Let's try forcing conformations which have distances consistent with an intra-molecular hydrogen bond. Here we need to modify the bounds matrix elements between both the O and the N as well as the O and one of the Hs attached to the N. If we don't adjust the O-N distance bounds too we end up with a bounds matrix which cannot be smoothed.

```
bounds = rdDistGeom.GetMoleculeBoundsMatrix(m)
bounds[0,25] = 1.9
bounds[25,0] = 1.8
bounds[0,8] = 3.2
bounds[8,0] = 2.9
from rdkit import DistanceGeometry
DistanceGeometry.DoTriangleSmoothing(bounds)
```

```
figsize(9,6)
ps = rdDistGeom.EmbedParameters()
ps.useExpTorsionAnglePrefs = False
ps.useBasicKnowledge = False
ps.randomSeed = 0xf00d
ps.SetBoundsMat(bounds)
cids = rdDistGeom.EmbedMultipleConfs(m,500,ps)
dists = [rdMolTransforms.GetBondLength(conf,0,25) for conf in m.GetConformers()]
hist(dists,bins=20);
xlabel('O--H-N distance');
```

```
print(rdMolTransforms.GetBondLength(m.GetConformer(cids[0]),0,25) )
IPythonConsole.drawMol3D(m,confId=cids[0])
```

Try using ETKDG:

```
figsize(6,6)
ps = rdDistGeom.ETKDGv3()
ps.randomSeed = 0xf00d
ps.SetBoundsMat(bounds)
cids = rdDistGeom.EmbedMultipleConfs(m,500,ps)
dists = [rdMolTransforms.GetBondLength(conf,0,25) for conf in m.GetConformers()]
hist(dists,bins=20);
title('ETKDG, with constraints');
xlabel('O--H-N distance');
```

```
print(rdMolTransforms.GetBondLength(m.GetConformer(cids[0]),0,25) )
IPythonConsole.drawMol3D(m,confId=cids[0])
```

The O--H-N distances here aren't completely obeying the 1.8-1.9 distance bounds we imposed, but they seem to match a bit better than what we saw above when we constrained the O--N distance.
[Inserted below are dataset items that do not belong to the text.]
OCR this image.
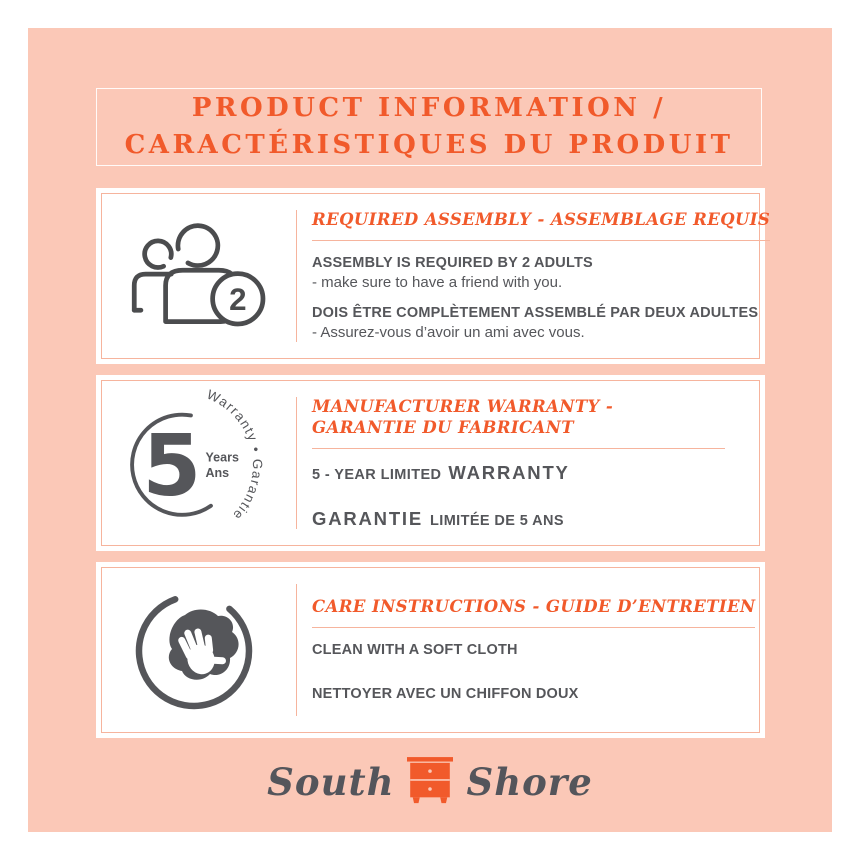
PRODUCT INFORMATION /
CARACTÉRISTIQUES DU PRODUIT
2
REQUIRED ASSEMBLY - ASSEMBLAGE REQUIS
ASSEMBLY IS REQUIRED BY 2 ADULTS
- make sure to have a friend with you.
DOIS ÊTRE COMPLÈTEMENT ASSEMBLÉ PAR DEUX ADULTES
- Assurez-vous d’avoir un ami avec vous.
5 Years
Ans
Warranty • Garantie
MANUFACTURER WARRANTY -
GARANTIE DU FABRICANT
5 - YEAR LIMITED WARRANTY
GARANTIE LIMITÉE DE 5 ANS
CARE INSTRUCTIONS - GUIDE D’ENTRETIEN
CLEAN WITH A SOFT CLOTH
NETTOYER AVEC UN CHIFFON DOUX
South Shore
I think that's likely because now we have an additional constraining term - the O--H distance as well as the O--N distance - to help override the ETKDG preferences.

So to repeat the conclusion: modifying the distance bounds matrix doesn't act as a hard constraint when we include ETKDG terms in the conformer generation process, but it definitely biases the results towards the areas of conformer space which we were trying to access.